Dear Baby,
It's your mom here. It has been a year since I found out about you and lost you all in the same hazy moment. I think about you all the time. I am thankful for your short presence because it truly did change me. I know that sounds so cliche, but it did. Sometimes I wonder what it would have been like if you had decided to really come and live in this world. I tease you that you wanted to be big and muscly like your daddy and that is why you didn't make it all the way down the tube. That gives us a bit of comic relief. But, if you were here, I wonder what you would look like. Were you going to be a boy or a girl? What would your personality be like? All these things I want to know about you.
When I say I think about you all the time, I really do. I know your time here inside of me had a purpose. You weren't meant to make it and sometimes I wonder why? I kind of know better, but still I ask why? God placed you inside of me for a reason and I guess I don't need to know all the whys right this moment. I know enough.
We really want you back though. I take it a lot harder than your daddy does. I wonder when I will see you again. Will you come back or will it be another?

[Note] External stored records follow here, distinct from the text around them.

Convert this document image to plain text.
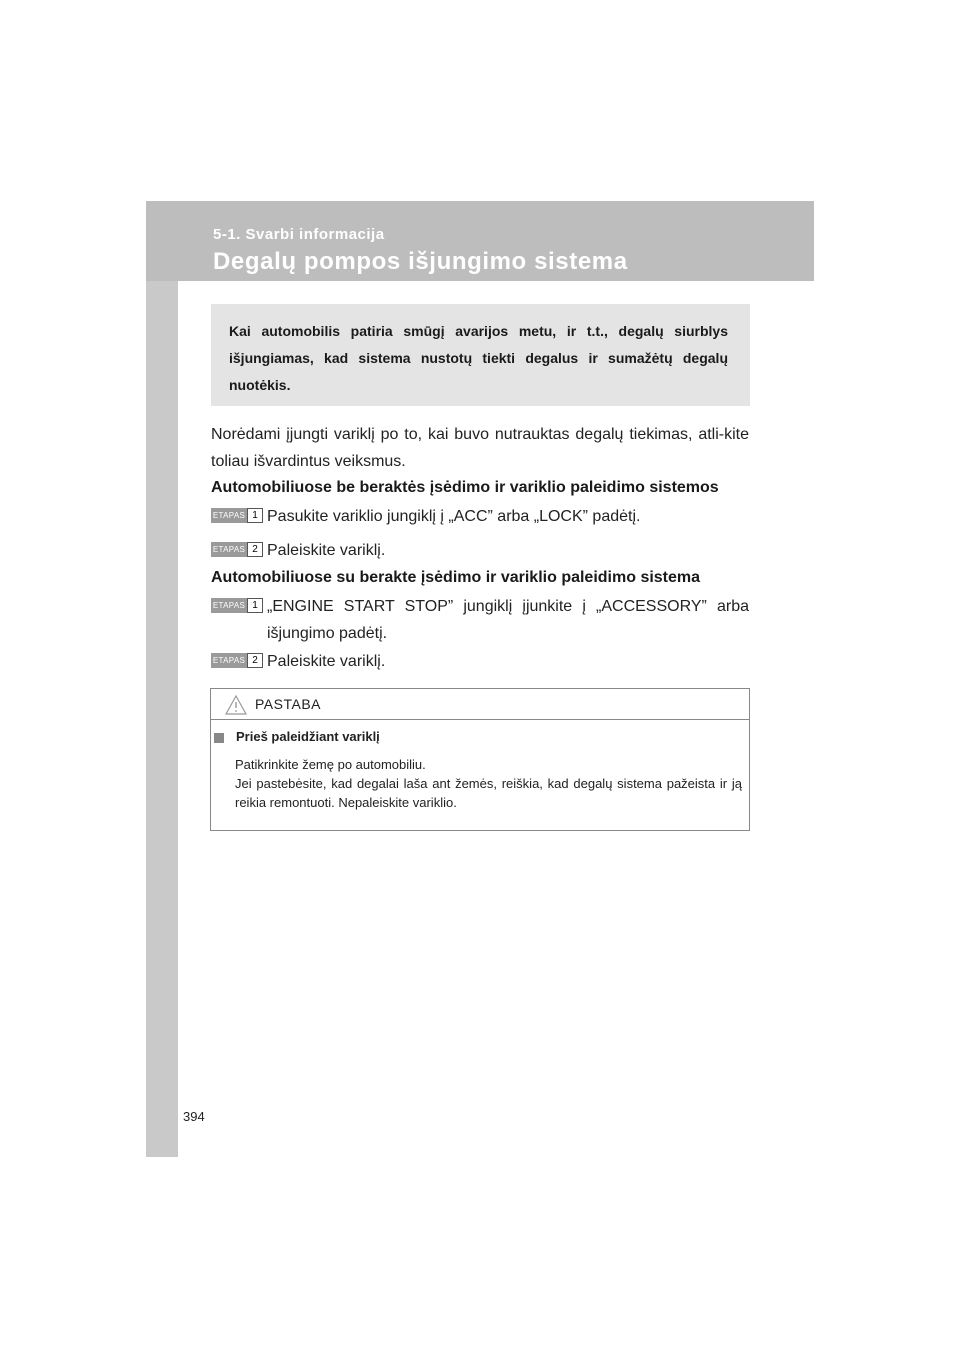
5-1. Svarbi informacija
Degalų pompos išjungimo sistema
Kai automobilis patiria smūgį avarijos metu, ir t.t., degalų siurblys išjungiamas, kad sistema nustotų tiekti degalus ir sumažėtų degalų nuotėkis.
Norėdami įjungti variklį po to, kai buvo nutrauktas degalų tiekimas, atli-kite toliau išvardintus veiksmus.
Automobiliuose be beraktės įsėdimo ir variklio paleidimo sistemos
ETAPAS 1 Pasukite variklio jungiklį į „ACC” arba „LOCK” padėtį.
ETAPAS 2 Paleiskite variklį.
Automobiliuose su berakte įsėdimo ir variklio paleidimo sistema
ETAPAS 1 „ENGINE START STOP” jungiklį įjunkite į „ACCESSORY” arba išjungimo padėtį.
ETAPAS 2 Paleiskite variklį.
PASTABA
Prieš paleidžiant variklį
Patikrinkite žemę po automobiliu.
Jei pastebėsite, kad degalai laša ant žemės, reiškia, kad degalų sistema pažeista ir ją reikia remontuoti. Nepaleiskite variklio.
394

I try and tell myself not to take the tests...that I am only setting myself up for disappointment when they only have one line instead of two. Sometimes I beat myself up and wish I had been a more observant mother. If I had, then my tube would not have gone with you, or maybe it still would have, I don't know. Saying or thinking that won't change what is though.
So, baby, I want you to know that we are waiting for you. You are very much anticipated and being prayed for constantly. I will be a good mommy and your daddy is amazing. We can't wait to meet you. I know that you are waiting for just the perfect moment and that is really okay. We will do our best to be wait patiently. I will try not to cry the tears of sorrow any longer. It makes your daddy sad when I cry for you. You just come when you are ready.
I love you baby.
Love,
Mom
Iceland
2 years ago
6 comments:
I am so behind in commenting on your blog...but I had to give you a giant cyber hug, filled with tears, and tell you that I am praying that you are blessed with two pink lines sooner rather than later. You are going to make the best mom. I love you.
Oh, thank you! I love cyber hugs!!!
Oh Hannah, your post makes me wanna cry! You will be such a great mom; and he/she will be lucky to have YOU as a mom! Keep up the good spirits...God has a plan. But you know that already :)
Bless you.
Yes, I'm so familiar with this blog post. It's good for you to write your feelings down. They are real, and heartfelt. All you can do is keep going about your business and pray.